David salió de su habitación y caminó hacia la sala, sintiendo la familiaridad del lugar. La casa era tranquila, como siempre, llena de una calma que no correspondía con su vida interna. En el aire flotaba el aroma a comida casera, el único rastro de vida real en un hogar que sentía más como una prisión que un refugio.
Su madre estaba sentada en el sofá, mirando la televisión sin mucho interés. Su rostro estaba serio, como siempre, pero había una leve tensión en su mirada. Algo le preocupaba, aunque David nunca le preguntaba. Sabía que la rutina diaria era lo único que mantenía un equilibrio en su vida.
En el rincón de la sala, su hermana pequeña jugaba con una muñeca, aparentemente ajena a todo lo que sucedía alrededor. Cuando David entró, levantó la vista por un segundo, pero no le prestó mucha atención. A veces, él deseaba poder hacer lo mismo, ignorar todo lo que lo rodeaba.
Su madre lo miró por un momento, como si hubiera notado algo en su actitud, pero luego simplemente volvió a mirar la televisión.
— ¿Cómo te fue hoy? — preguntó su madre con voz apagada, como si no realmente esperara una respuesta.
David no se detuvo a pensar en la respuesta. Se sentó en una de las sillas, cruzando los brazos y mirando al frente.

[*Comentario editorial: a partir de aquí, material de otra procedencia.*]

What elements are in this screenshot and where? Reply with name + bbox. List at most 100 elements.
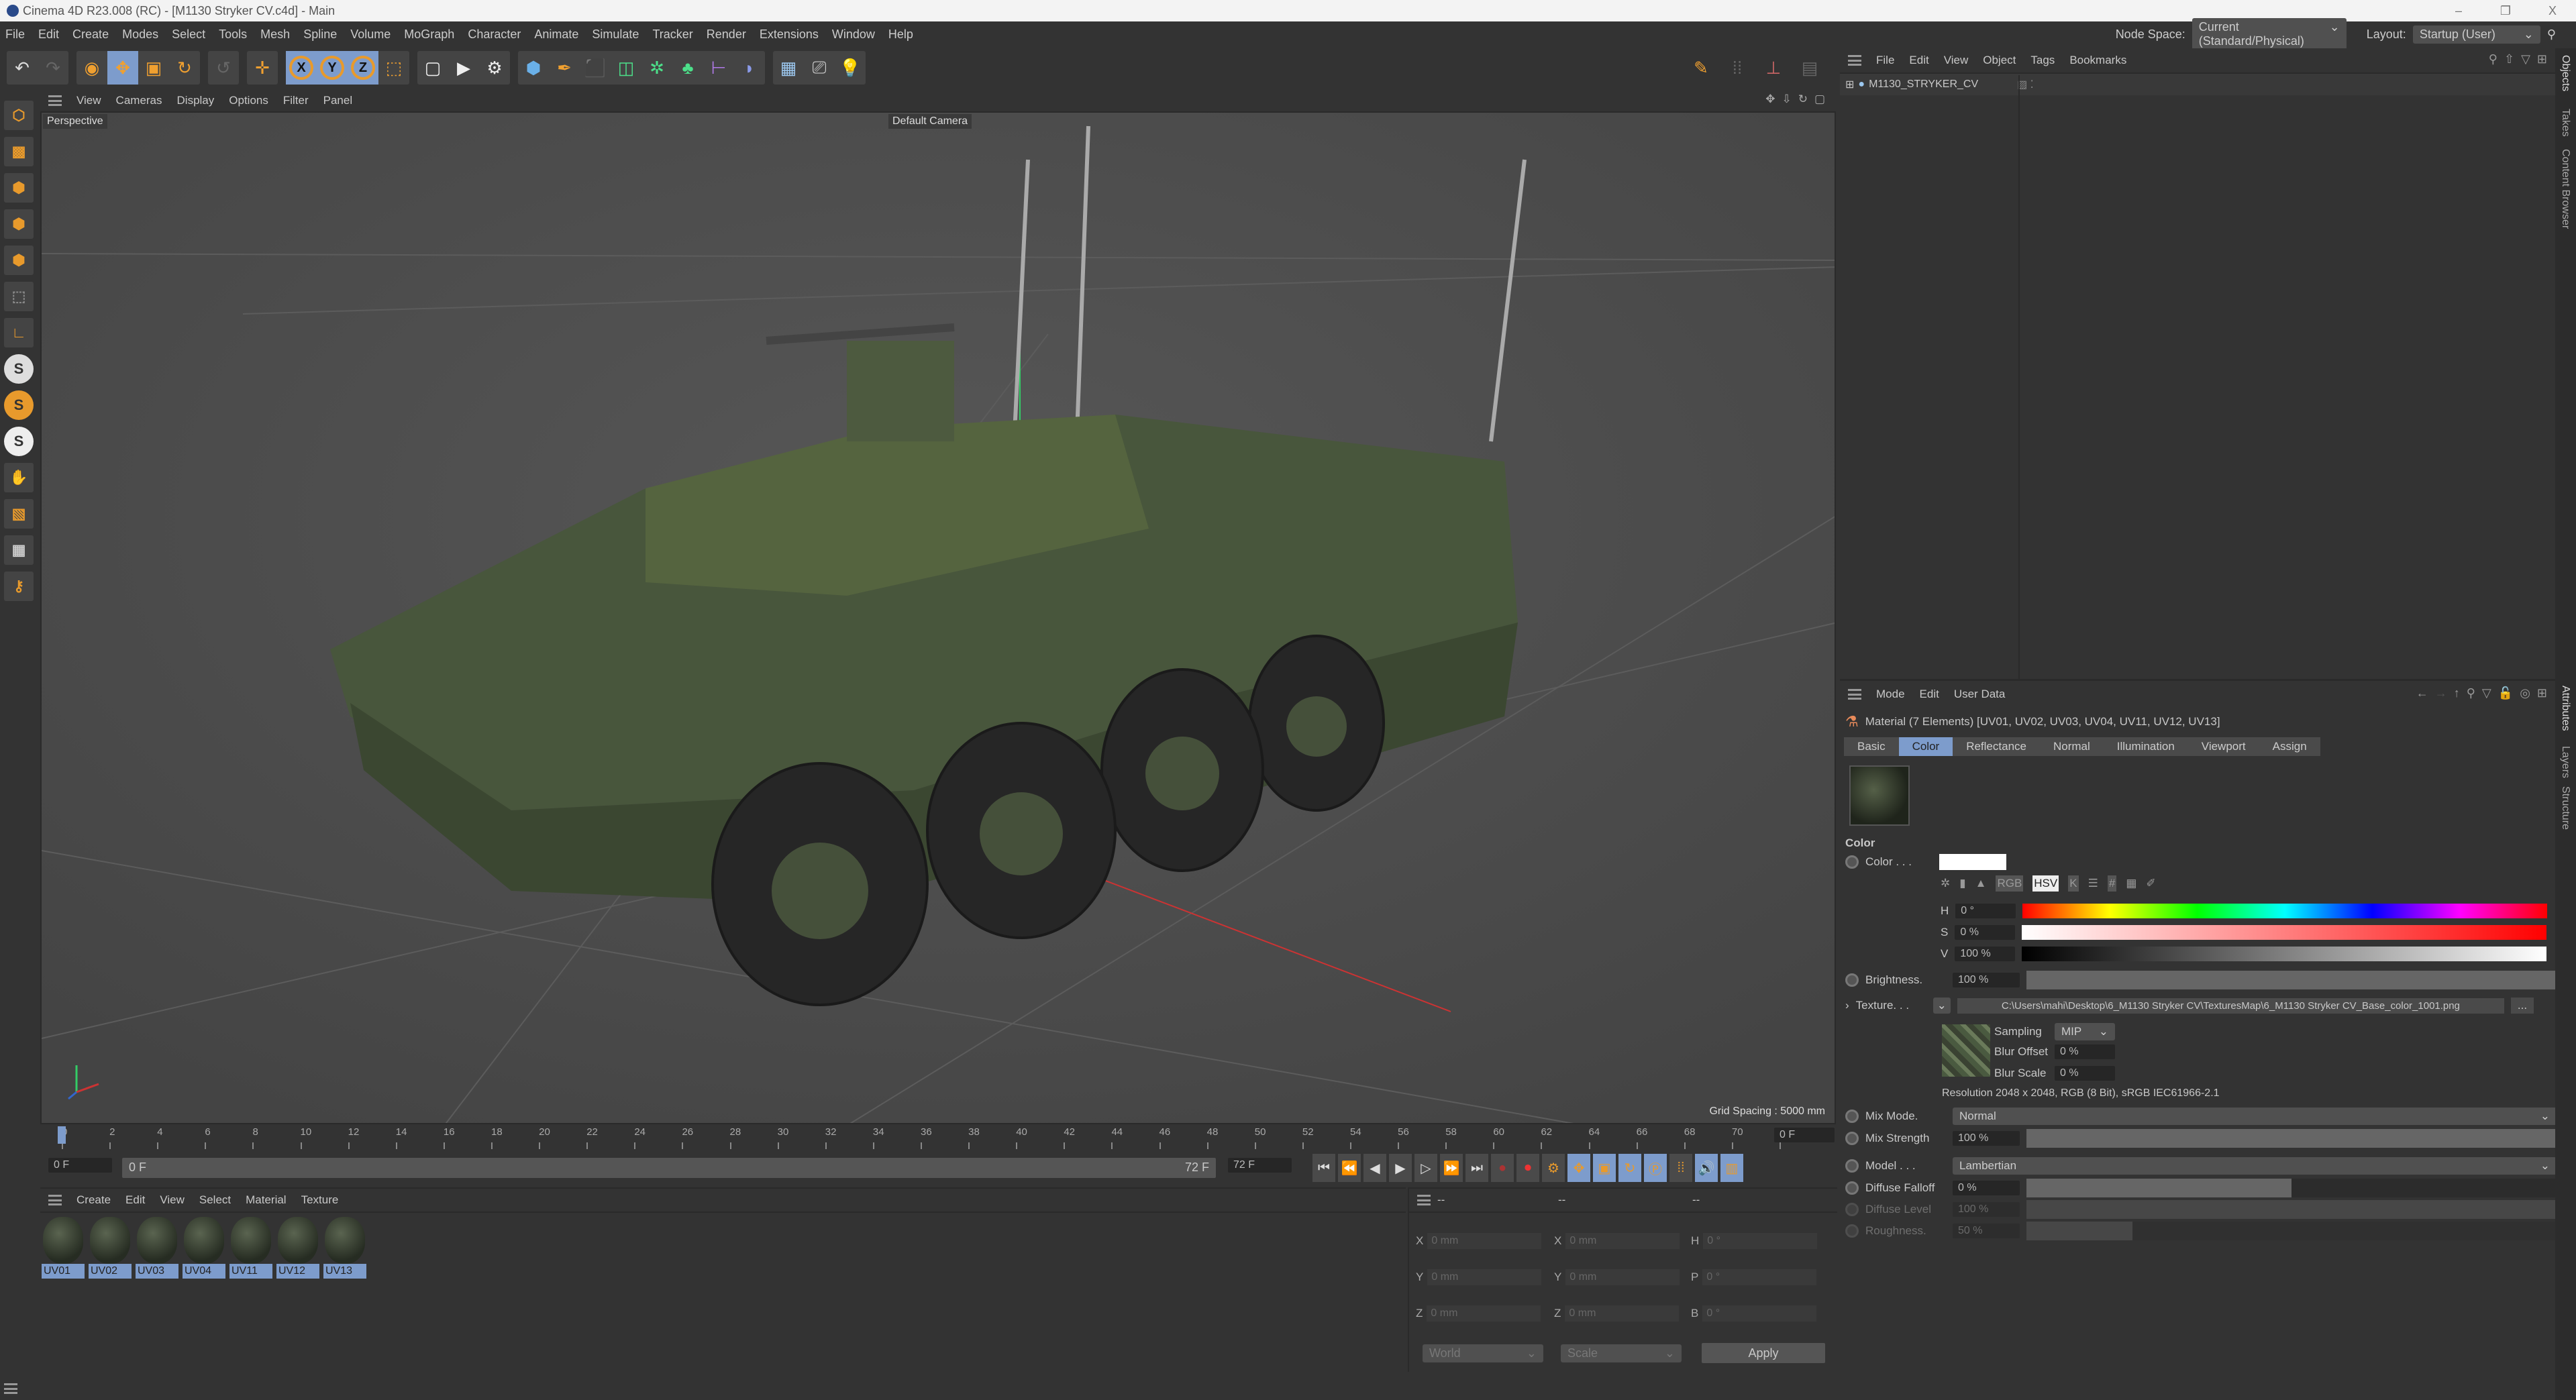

No quería hablar de lo sucedido. No con ellos. Ellos nunca entenderían.
— Normal — dijo finalmente, con una voz monótona, mientras su hermana seguía jugando sin mirar hacia él.
A veces, pensaba que la vida en casa era solo un interludio entre las sombras en las que realmente vivía. Las palabras no importaban. El vacío entre ellos era tan grande como el abismo que existía entre él y el resto del mundo.
Permaneció allí, en silencio, mientras el ruido de la televisión llenaba el aire, y su mente seguía atrapada entre las luces de la ciudad y la figura de Aiko.